Il Napoli batte anche il Lecce e continua la corsa Champions. Ancora protagonista Gilmour: ora Conte riflette sulle gerarchie in regia.
Il Napoli ha conquistato contro il Lecce la terza vittoria consecutiva in campionato, un successo pesante nella corsa alla qualificazione alla prossima Champions League. Tra i protagonisti della serata c’è stato ancora una volta Billy Gilmour.
Dai piedi del regista scozzese è partita la splendida verticalizzazione che ha portato al gol del pareggio firmato da Højlund. Ma al di là dell’assist, la sua partita è stata tutta sulla stessa linea: un continuo tentare di guardare in avanti, cercando la giocata verticale anche a costo di forzare qualche passaggio, esattamente come accaduto nella gara precedente contro il Torino. Questa è probabilmente la miglior versione di Gilmour da quando veste l’azzurro.

Napoli, Gilmour o Lobotka: il dilemma di Conte
Il sistema di gioco attuale sembra valorizzarlo particolarmente. Nel 3-4-2-1 adottato da Conte lo scozzese appare più a suo agio rispetto a quanto visto con il centrocampo a tre o a quattro utilizzato nell’ultimo anno e mezzo. In questo contesto sembra addirittura più funzionale di Lobotka.
Lo slovacco, infatti, è un giocatore che tende maggiormente a consolidare il possesso: passaggi brevi, gestione dei ritmi e capacità di eludere la pressione avversaria. Gilmour invece offre più verticalità, una caratteristica che sembra sposarsi meglio con il gioco attuale del Napoli. Anche perché questa soluzione consente a De Bruyne di restare più alto tra trequarti e attacco, dove può risultare davvero decisivo, senza dover arretrare per cercare lui stesso le linee di passaggio in avanti.

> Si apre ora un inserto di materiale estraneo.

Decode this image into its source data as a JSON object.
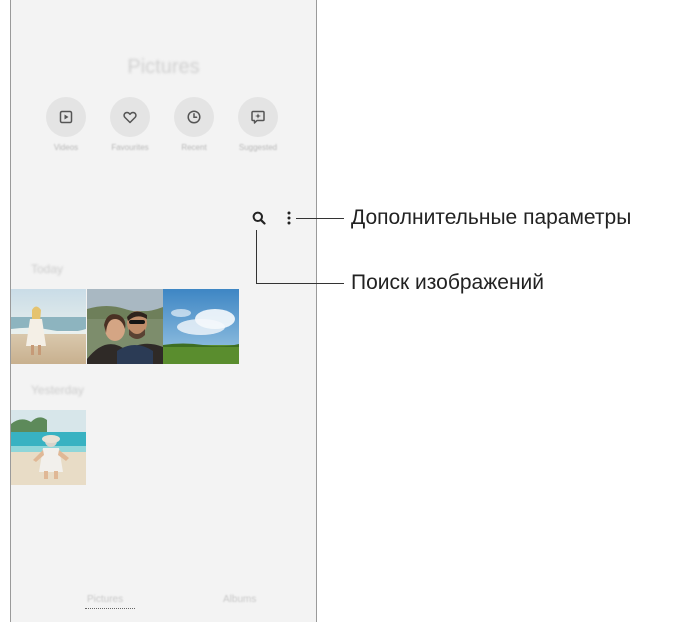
{
  "app": {
    "title": "Pictures"
  },
  "quick_actions": [
    {
      "label": "Videos",
      "icon": "play-icon"
    },
    {
      "label": "Favourites",
      "icon": "heart-icon"
    },
    {
      "label": "Recent",
      "icon": "clock-icon"
    },
    {
      "label": "Suggested",
      "icon": "suggested-icon"
    }
  ],
  "toolbar": {
    "search_icon": "search-icon",
    "more_icon": "more-options-icon"
  },
  "sections": {
    "today": "Today",
    "yesterday": "Yesterday"
  },
  "bottom_nav": {
    "pictures": "Pictures",
    "albums": "Albums"
  },
  "callouts": {
    "more_options": "Дополнительные параметры",
    "search": "Поиск изображений"
  }
}
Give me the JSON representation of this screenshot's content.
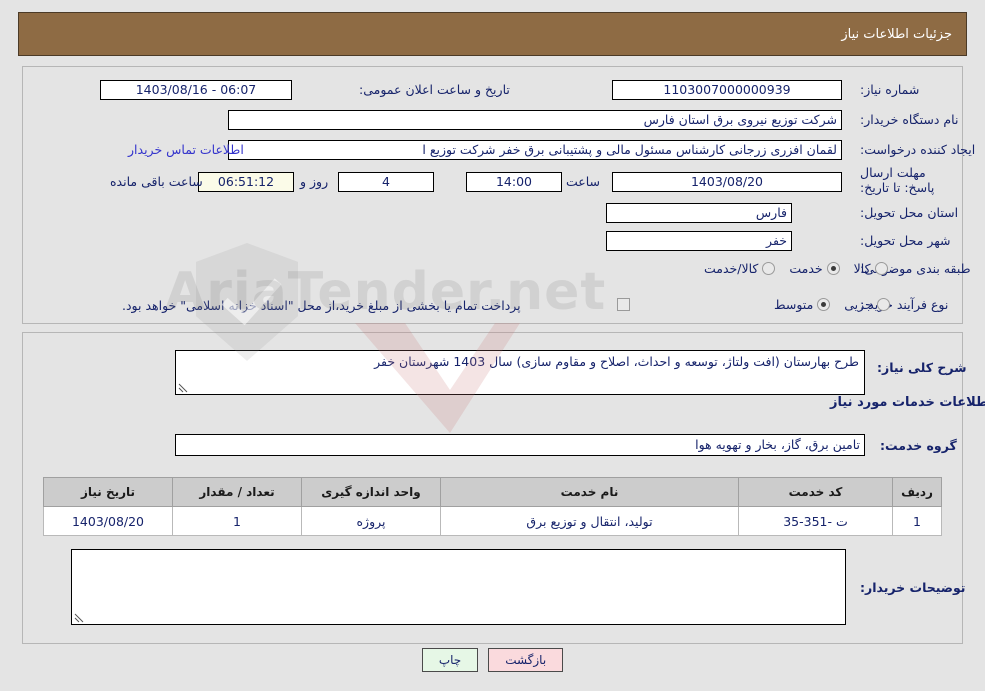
{
  "header": {
    "title": "جزئیات اطلاعات نیاز"
  },
  "watermark": {
    "text": "AriaTender.net"
  },
  "form": {
    "need_number": {
      "label": "شماره نیاز:",
      "value": "1103007000000939"
    },
    "public_announce": {
      "label": "تاریخ و ساعت اعلان عمومی:",
      "value": "06:07 - 1403/08/16"
    },
    "buyer_org": {
      "label": "نام دستگاه خریدار:",
      "value": "شرکت توزیع نیروی برق استان فارس"
    },
    "request_creator": {
      "label": "ایجاد کننده درخواست:",
      "value": "لقمان افزری زرجانی کارشناس مسئول مالی و پشتیبانی برق خفر شرکت توزیع ا",
      "contact_link": "اطلاعات تماس خریدار"
    },
    "deadline": {
      "label": "مهلت ارسال پاسخ: تا تاریخ:",
      "date": "1403/08/20",
      "hour_label": "ساعت",
      "time": "14:00",
      "days": "4",
      "days_label": "روز و",
      "countdown": "06:51:12",
      "remaining_label": "ساعت باقی مانده"
    },
    "delivery_province": {
      "label": "استان محل تحویل:",
      "value": "فارس"
    },
    "delivery_city": {
      "label": "شهر محل تحویل:",
      "value": "خفر"
    },
    "subject_category": {
      "label": "طبقه بندی موضوعی:",
      "options": [
        {
          "label": "کالا",
          "selected": false
        },
        {
          "label": "خدمت",
          "selected": true
        },
        {
          "label": "کالا/خدمت",
          "selected": false
        }
      ]
    },
    "purchase_process": {
      "label": "نوع فرآیند خرید :",
      "options": [
        {
          "label": "جزیی",
          "selected": false
        },
        {
          "label": "متوسط",
          "selected": true
        }
      ],
      "treasury_note": "پرداخت تمام یا بخشی از مبلغ خرید،از محل \"اسناد خزانه اسلامی\" خواهد بود."
    }
  },
  "description": {
    "label": "شرح کلی نیاز:",
    "value": "طرح بهارستان (افت ولتاژ، توسعه و احداث، اصلاح و مقاوم سازی) سال 1403 شهرستان خفر"
  },
  "services_section": {
    "heading": "اطلاعات خدمات مورد نیاز",
    "group_label": "گروه خدمت:",
    "group_value": "تامین برق، گاز، بخار و تهویه هوا"
  },
  "table": {
    "columns": [
      "ردیف",
      "کد خدمت",
      "نام خدمت",
      "واحد اندازه گیری",
      "تعداد / مقدار",
      "تاریخ نیاز"
    ],
    "rows": [
      {
        "row_no": "1",
        "service_code": "ت -351-35",
        "service_name": "تولید، انتقال و توزیع برق",
        "unit": "پروژه",
        "quantity": "1",
        "need_date": "1403/08/20"
      }
    ]
  },
  "buyer_notes": {
    "label": "توضیحات خریدار:",
    "value": ""
  },
  "buttons": {
    "print": "چاپ",
    "back": "بازگشت"
  },
  "colors": {
    "header_bg": "#8e6b44",
    "page_bg": "#e4e4e4",
    "text": "#16236b",
    "link": "#3333cc",
    "countdown_bg": "#fbfbe8",
    "table_header_bg": "#cccccc",
    "print_btn_bg": "#e6f7e6",
    "back_btn_bg": "#fadadd"
  }
}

Va detto però che Lobotka continua a garantire qualcosa in più nella fase difensiva, soprattutto nelle preventive e nella gestione degli spazi. Ed è proprio qui che nascerà il vero dubbio per Conte quando lo slovacco tornerà pienamente a disposizione: privilegiare una squadra più verticale o una più equilibrata e orientata al controllo del gioco?
Per il tecnico salentino, in realtà, è un problema più che gradito. Dopo mesi di emergenza, il Napoli può finalmente contare su diverse soluzioni a centrocampo. E in una corsa Champions che si preannuncia combattuta fino all’ultimo, avere più chiavi tattiche potrebbe fare tutta la differenza.